Why is the presented method useful? Even if the reverse zone creation is not so clear it helps to create only 1 zone file for 14 hosts in our example. If we had a network with netmask e.g. 25 we would be able to specify all 126 PTR records in one zone file. The method is obfuscated a bit but it eliminates  a creation of reversed zone file for each host.

It's important to realize the RFC2317 is for networks with 256 hosts or less  where  netmask  is from 24 to 32. For networks with more hosts there has to be used traditional delegation. If we have a network with netmask from 17 to 24 then we will have 1 zone file for each 256 hosts.  If we have a netmask from 9 to 16 then we can have 1 zone file per 65536 hosts.

Tuesday, May 3, 2011

Quickly - persistent modules loading on RHEL

The kernel modules required for booting the system up are part of an initial  ramdisk which is automatically loaded into the memory by a boot loader. The ramdisk contains enough modules to mount the root filesystem and to initialize essential devices like keyboard, console or   various expansion cards.  The boot process  then continues with running the init process.

During the next phase, the other modules referenced by the operating system  are loaded automatically.  The modules are called by their aliases specified and set in the /etc/modprobe.conf configuration file. The typical alias is e.g. eth0 for a network interface card or usb-controller for an USB controller.

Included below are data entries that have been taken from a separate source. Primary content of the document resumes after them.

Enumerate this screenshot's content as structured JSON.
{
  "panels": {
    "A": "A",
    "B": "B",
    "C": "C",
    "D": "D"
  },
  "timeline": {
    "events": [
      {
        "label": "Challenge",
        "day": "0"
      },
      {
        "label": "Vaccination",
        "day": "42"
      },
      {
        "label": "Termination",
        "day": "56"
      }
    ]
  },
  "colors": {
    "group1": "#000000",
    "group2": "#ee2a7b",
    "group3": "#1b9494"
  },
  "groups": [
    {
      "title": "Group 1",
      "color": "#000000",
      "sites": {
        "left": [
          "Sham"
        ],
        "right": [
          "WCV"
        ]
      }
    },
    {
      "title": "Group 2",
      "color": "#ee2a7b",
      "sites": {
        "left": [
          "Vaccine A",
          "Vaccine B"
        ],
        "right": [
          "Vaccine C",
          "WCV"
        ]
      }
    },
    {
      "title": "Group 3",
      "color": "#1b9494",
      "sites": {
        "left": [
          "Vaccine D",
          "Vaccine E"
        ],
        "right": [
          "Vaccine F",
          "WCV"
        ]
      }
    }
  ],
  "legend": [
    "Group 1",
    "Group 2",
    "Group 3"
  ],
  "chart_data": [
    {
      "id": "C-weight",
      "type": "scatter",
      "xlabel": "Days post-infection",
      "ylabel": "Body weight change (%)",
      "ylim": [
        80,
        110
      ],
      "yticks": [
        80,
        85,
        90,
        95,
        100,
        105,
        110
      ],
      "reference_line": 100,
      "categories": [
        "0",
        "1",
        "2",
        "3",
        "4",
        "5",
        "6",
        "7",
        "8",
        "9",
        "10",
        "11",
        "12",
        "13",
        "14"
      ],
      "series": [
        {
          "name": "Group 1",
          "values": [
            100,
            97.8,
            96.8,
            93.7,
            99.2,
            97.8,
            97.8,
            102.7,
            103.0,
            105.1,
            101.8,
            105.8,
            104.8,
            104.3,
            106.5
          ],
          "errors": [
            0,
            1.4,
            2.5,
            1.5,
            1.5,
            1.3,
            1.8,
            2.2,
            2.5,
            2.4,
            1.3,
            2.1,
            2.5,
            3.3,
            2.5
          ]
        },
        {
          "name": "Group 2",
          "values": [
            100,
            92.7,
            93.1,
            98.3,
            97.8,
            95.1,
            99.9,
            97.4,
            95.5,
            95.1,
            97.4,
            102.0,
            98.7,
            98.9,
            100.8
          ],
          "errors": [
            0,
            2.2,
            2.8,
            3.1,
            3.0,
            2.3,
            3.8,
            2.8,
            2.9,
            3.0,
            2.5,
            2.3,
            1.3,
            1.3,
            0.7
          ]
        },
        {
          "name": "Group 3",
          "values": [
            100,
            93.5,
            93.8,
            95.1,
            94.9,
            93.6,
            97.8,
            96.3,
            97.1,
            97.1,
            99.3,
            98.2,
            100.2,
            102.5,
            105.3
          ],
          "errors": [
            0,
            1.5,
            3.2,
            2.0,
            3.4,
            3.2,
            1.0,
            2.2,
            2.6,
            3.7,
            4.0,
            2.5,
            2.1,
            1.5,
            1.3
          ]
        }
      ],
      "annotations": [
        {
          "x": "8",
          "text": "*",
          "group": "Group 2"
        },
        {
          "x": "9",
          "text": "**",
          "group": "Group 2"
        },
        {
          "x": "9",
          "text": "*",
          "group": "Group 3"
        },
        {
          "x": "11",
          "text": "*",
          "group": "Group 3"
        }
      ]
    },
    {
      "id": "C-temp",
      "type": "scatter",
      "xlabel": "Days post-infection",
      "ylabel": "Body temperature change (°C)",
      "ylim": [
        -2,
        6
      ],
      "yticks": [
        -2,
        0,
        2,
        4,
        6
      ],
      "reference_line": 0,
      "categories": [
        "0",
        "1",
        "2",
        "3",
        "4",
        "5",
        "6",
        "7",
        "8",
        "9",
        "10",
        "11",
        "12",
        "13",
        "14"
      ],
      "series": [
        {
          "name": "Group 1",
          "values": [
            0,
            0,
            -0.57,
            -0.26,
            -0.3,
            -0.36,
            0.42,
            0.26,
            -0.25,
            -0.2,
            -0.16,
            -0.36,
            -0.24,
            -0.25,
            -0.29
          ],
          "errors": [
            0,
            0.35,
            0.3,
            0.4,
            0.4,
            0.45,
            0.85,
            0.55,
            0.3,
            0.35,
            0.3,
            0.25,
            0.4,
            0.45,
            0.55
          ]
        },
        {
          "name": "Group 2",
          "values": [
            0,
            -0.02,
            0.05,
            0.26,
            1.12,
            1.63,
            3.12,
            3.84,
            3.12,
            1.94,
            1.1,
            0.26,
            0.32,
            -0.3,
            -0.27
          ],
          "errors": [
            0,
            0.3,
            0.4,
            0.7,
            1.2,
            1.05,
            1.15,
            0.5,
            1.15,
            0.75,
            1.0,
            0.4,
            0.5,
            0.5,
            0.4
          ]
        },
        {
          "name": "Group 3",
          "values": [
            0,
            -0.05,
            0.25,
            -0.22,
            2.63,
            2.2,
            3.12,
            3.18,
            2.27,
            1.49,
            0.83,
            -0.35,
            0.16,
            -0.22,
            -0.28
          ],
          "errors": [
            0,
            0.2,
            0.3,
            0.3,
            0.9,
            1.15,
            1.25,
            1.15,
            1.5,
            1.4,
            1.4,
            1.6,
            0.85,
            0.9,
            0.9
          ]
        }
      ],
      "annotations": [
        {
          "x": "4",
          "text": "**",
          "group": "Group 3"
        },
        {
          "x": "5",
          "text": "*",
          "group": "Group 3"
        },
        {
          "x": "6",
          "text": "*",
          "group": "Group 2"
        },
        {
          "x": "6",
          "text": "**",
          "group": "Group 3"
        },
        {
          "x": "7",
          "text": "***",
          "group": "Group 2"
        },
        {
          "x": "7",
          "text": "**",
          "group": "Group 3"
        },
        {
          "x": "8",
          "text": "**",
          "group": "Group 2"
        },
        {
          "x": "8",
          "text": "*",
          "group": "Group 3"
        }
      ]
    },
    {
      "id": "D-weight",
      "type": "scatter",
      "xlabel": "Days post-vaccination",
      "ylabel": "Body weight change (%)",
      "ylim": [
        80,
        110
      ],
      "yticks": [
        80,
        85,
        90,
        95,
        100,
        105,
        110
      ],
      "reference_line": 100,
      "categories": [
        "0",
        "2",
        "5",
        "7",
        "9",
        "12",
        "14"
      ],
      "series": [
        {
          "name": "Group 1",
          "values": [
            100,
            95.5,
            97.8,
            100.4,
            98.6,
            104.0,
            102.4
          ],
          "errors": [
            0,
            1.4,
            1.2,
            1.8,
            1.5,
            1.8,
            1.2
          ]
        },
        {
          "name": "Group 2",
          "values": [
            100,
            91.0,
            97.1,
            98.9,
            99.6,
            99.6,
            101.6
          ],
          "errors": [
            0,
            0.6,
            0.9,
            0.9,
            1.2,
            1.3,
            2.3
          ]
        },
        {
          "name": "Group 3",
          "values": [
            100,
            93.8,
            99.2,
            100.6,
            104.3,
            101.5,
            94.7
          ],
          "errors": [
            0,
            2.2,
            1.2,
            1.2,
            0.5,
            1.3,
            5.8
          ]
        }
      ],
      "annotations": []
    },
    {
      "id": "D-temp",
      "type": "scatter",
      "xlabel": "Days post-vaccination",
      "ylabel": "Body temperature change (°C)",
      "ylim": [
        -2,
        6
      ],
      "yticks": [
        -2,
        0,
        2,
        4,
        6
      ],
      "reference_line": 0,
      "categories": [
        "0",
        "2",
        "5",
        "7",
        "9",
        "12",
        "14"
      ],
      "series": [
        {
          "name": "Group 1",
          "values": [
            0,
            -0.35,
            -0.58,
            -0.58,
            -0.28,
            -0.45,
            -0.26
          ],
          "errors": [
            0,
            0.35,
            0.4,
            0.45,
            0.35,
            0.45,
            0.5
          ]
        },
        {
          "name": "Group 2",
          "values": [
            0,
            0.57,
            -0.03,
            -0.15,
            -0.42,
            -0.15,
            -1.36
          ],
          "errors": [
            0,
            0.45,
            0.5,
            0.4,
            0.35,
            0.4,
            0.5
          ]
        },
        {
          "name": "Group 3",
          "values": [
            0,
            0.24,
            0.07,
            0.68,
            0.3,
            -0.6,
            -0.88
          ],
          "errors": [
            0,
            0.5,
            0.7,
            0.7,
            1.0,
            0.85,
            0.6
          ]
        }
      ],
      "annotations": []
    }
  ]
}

If we need  to load some specific module during the system boot and there isn't a way to reference it we have a few choices how to do it.
  • Place a particular modprobe command to the /etc/rc.d/rc.local script which is called at the end of the whole boot process. But it is likely to be late at this phase.
  • Or better, place the command in the  /etc/rc.modules file which is read and executed by the /etc/rc.d/rc.sysinit initialization script during the system initialization phase. It may be better to load the modules as soon as possible.
The /etc/rc.modules does not exist by default, so at first create it and make it executable. I think the first method is commonly used by many of us but the second one is in my opinion more systematical.